De cijfers tonen aan waarom we dat goed beleid zouden vinden. Van alle werkzoekenden die zich inschrijven bij de VDAB vindt de helft binnen de drie maanden nieuw werk. Binnen de zes maanden is zelfs 70% van de werkzoekenden opnieuw aan de slag. Voor de meeste mensen die zonder werk vallen, gaat het dus snel goed. Je zou dus denken dat er veel verandering zit in de mensen die een werkloosheidsuitkering krijgen. Maar dat blijkt verkeerd gedacht. In Vlaanderen is 61% van de werkzoekenden met een uitkering minder dan twee jaar werkzoekend. De Belgische cijfers zijn slechter, maar nog altijd is 53,5% van de totale groep uitkeringsgerechtigde werkzoekenden minder dan twee jaar werkloos. Maar dan komt het… In België is 46,5% van de werkzoekenden langer dan twee jaar werkloos. Dat is bijna de helft. Een kwart “zoekt” al langer dan 5 jaar werk, en 15% zelfs langer dan 8 jaar. En dan is het duidelijk dat er iets niet klopt.
De werkloosheidsuitkering is een sociale verzekering die mensen een vangnet geeft wanneer ze hun werk verliezen. Het zorgt voor een verzekerd inkomen in afwachting van een nieuwe job. Bij de zelfstandigen heet dit systeem heel correct “overbruggingsrecht”, een overbrugging tussen twee activiteiten. Maar wat doe je als je al twee, vijf of acht jaar aan het “zoeken” bent?
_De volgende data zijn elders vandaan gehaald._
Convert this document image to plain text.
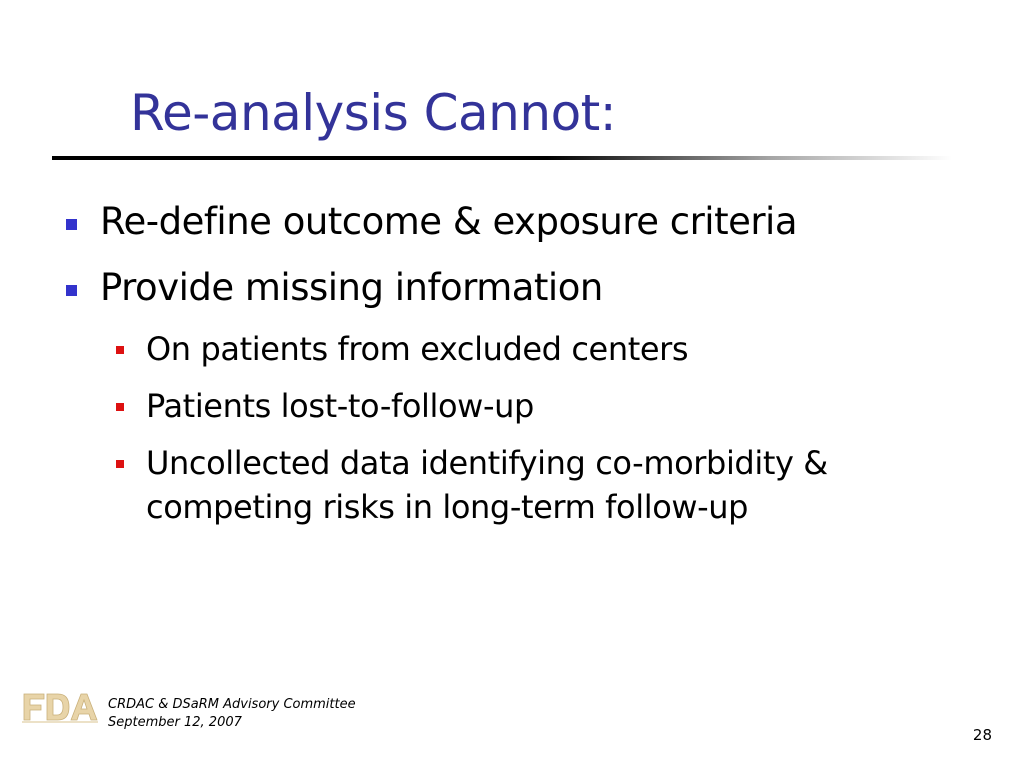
Re-analysis Cannot:
Re-define outcome & exposure criteria
Provide missing information
On patients from excluded centers
Patients lost-to-follow-up
Uncollected data identifying co-morbidity &
competing risks in long-term follow-up
CRDAC & DSaRM Advisory Committee
September 12, 2007
28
De VDAB heeft heel wat begeleidingen en zelfs sanctiemaatregelen, maar na twee jaar heeft het eigenlijk weinig zin om nog dingen te proberen. Welke begeleiding zal helpen wanneer al twee jaar niets helpt? Vandaar het voorstel om deze mensen uit de werkloosheid te halen. Een activeringsbeleid alleen werkt duidelijk niet. Daardoor verhuizen deze mensen van de VDAB naar het OCMW en daar heeft men andere instrumenten om de diverse drempels, zoals schulden, middelenmisbruik, huizenproblematiek,… aan te pakken. Ja, daar komt ook een zeker inkomensverlies bij kijken. Het leefloon van het OCMW, waar ook rekening wordt met andere beschikbare (financiële) middelen, ligt lager dan de werkloosheidsuitkering, maar dat is toch niet ongewoon? Na twee jaar is de “verzekering” uitgewerkt en moeten er andere maatregelen aan te pas komen.
We rekenen erop dat ook dit voorstel uit de supernota het haalt. We hebben deze mensen nodig voor onze vacatures. Het is toch te gek om migratiekanalen open te zetten voor laaggeschoolde jobs, terwijl er 136.000 mensen in ons land al twee jaar zonder werk zitten? Wie door een of andere aandoening of beperking niet meekan, verdient een andere begeleiding, zoals binnen de sociale economie. Maar alle anderen moeten aan de slag. En om daartoe te komen is een financiële incentive en een begeleiding van het OCMW efficiënter dan wat we nu doen. Kijken of er morgen witte rook is.